Is It Just The 'Baby Blues?'

The baby blues are very common and estimates are that as many as half of all mothers experience the baby blues symptoms of crying, gloominess, and a minor low mood. Baby blues are considered normal, and likely occur from hormonal changes; they don't usually require any special treatment. If your moods are more severe and last longer than a couple of weeks, however, you should see your doctor to check for PND.

Postnatal Psychosis

Postnatal psychosis is rare and is more likely to occur if you have a previous history of mental illness or if another member of your family has suffered from it. Symptoms do vary but may include:

  • Hearing voices
  • Delusional thoughts
  • Confusion
  • Depression
  • Extreme excitability

It is vital that mothers who may be suffering from symptoms of postnatal psychosis seek treatment immediately. This will allow for prompt diagnosis and treatment, which will likely include psychiatric help.

What Are The Symptoms of PND?

It can be very overwhelming to care for your new baby and you may find you are not as happy and excited as you imagined you would be in your new role as a mother. You may be feeling exhaustion, guilt, and an overall sense of discontentment. Some mothers also experience fear and low self confidence as they think other mothers are dealing with motherhood better.Other symptoms common to PND are:

  • Sleep disturbances
  • Anxiety
  • Irritability
  • Worthlessness
  • Hopelessness
  • Fatigue
  • Appetite changes

What Can I Do If I Have PND?

PND is treatable and is treated in much the same way as typical depression. The first and most important step to take is to see your primary care doctor. Be sure to explain your symptoms in detail, both psychological and physical ones. Your doctor will probably examine you and may order tests to ensure that you don't have any other conditions with similar symptoms. He or she will then likely recommend various treatments, which may include:

  • Directing you to a postnatal support group
  • Referring you to psychotherapy or counselling
  • Medication therapy
  • Mentioning alternative therapies such as aromatherapy

Unfortunately, many mothers worry that by seeking help for depression, they will lose their child. They may also worry that their parenting skills are poor and that by speaking to their doctor about their depression, they will have their child taken from them. This, however, is not the case. By addressing your PND, you will be better equipped to handle the challenges of being a mother. Some of the things you can do at home to manage your PMD are:

  • Get plenty of sleep: If you can, try to ask a partner, family member or friend to watch baby so that you can get some much needed rest.

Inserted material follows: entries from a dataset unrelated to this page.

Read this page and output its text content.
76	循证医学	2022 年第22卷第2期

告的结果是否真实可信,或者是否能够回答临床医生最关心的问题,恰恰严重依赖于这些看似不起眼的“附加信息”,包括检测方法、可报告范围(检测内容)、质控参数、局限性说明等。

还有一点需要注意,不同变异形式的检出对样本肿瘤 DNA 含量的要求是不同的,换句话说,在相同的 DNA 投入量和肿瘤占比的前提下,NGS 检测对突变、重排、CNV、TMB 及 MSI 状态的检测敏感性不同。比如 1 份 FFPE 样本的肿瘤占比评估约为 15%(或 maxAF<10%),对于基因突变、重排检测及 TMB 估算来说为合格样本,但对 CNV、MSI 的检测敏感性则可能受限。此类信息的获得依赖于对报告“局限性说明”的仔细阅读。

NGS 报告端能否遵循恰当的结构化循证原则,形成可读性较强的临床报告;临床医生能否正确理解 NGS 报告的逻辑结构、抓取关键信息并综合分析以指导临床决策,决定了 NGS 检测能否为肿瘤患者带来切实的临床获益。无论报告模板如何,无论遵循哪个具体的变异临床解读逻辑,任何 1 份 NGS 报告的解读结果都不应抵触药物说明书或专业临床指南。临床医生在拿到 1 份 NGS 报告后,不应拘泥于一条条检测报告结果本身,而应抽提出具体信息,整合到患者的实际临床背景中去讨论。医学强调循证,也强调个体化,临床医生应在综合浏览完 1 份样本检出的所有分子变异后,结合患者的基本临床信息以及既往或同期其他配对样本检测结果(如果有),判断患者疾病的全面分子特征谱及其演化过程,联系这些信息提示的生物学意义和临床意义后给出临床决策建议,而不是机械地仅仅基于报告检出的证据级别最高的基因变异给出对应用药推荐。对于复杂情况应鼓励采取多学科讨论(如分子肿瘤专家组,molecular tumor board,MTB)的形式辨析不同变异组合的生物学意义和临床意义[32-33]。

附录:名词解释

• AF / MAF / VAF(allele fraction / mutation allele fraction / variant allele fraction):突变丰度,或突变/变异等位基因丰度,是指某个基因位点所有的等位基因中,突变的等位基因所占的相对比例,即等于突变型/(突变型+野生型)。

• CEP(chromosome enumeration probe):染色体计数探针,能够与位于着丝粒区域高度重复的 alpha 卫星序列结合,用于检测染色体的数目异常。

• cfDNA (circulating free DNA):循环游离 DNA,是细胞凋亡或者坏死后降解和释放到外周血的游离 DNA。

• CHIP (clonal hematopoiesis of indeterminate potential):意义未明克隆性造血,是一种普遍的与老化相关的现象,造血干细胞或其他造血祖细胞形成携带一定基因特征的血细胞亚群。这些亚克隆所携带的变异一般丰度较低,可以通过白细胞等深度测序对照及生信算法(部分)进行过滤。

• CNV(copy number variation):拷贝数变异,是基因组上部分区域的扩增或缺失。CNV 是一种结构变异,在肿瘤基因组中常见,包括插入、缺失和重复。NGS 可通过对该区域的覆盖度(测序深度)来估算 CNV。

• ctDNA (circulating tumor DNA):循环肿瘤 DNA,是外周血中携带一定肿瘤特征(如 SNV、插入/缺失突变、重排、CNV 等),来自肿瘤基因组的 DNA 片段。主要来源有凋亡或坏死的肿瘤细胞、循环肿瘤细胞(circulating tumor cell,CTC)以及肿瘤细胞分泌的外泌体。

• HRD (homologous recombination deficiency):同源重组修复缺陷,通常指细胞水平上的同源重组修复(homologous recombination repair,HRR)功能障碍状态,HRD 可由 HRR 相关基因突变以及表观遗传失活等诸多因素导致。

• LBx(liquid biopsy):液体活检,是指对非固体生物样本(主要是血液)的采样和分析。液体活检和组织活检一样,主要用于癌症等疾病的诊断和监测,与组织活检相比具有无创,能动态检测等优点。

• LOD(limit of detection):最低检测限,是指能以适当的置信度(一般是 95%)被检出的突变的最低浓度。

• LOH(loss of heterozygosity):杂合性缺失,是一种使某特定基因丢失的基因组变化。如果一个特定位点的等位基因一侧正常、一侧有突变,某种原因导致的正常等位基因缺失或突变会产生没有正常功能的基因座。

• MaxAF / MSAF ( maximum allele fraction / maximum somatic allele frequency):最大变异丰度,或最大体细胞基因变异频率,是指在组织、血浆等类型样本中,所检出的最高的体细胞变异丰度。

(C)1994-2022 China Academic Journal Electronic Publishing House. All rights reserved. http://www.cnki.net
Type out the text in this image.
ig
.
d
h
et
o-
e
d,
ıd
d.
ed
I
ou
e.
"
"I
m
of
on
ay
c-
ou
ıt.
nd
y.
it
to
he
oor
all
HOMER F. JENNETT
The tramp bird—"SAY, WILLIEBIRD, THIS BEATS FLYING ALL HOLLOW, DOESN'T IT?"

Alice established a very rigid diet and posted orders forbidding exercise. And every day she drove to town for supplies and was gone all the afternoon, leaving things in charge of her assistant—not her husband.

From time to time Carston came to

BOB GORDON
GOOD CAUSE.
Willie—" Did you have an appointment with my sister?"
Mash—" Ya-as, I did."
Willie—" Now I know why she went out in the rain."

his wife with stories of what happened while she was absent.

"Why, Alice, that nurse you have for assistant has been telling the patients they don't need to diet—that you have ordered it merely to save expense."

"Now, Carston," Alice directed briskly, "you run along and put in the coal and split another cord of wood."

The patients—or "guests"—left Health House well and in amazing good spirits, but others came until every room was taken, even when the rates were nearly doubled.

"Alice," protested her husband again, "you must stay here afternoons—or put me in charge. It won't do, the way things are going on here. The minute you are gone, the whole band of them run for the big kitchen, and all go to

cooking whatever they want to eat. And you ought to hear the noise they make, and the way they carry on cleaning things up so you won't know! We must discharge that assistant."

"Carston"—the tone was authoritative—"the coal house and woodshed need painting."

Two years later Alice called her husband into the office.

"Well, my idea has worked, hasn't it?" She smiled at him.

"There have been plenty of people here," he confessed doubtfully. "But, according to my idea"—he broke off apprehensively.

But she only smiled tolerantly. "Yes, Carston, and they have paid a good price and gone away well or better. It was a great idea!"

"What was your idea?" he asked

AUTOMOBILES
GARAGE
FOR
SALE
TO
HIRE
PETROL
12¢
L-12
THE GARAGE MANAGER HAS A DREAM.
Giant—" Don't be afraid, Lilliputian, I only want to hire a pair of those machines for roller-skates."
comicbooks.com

  • Eat a healthy and balanced diet: Not only will this aid in keeping up energy levels, but certain vitamin and mineral deficiencies have been linked to depression and anxiety.

  • Talk to someone you trust about your feelings: Keeping things bottled up inside can leave you feeling more isolated and alone with your PND.

  • Try to reduce other commitments and chores: While increasing social 'mummy' time with friends. Your needs are important and you should regularly try to do an activity that you enjoy.

Remember that the baby blues are normal and common. If your feelings of sadness are particularly intense and persistent, however, combined with a struggle to function on a day-to-day basis, you should see your doctor to check for PND. By treating your PND now and preventing symptoms from worsening, you can enjoy your time as a new mother.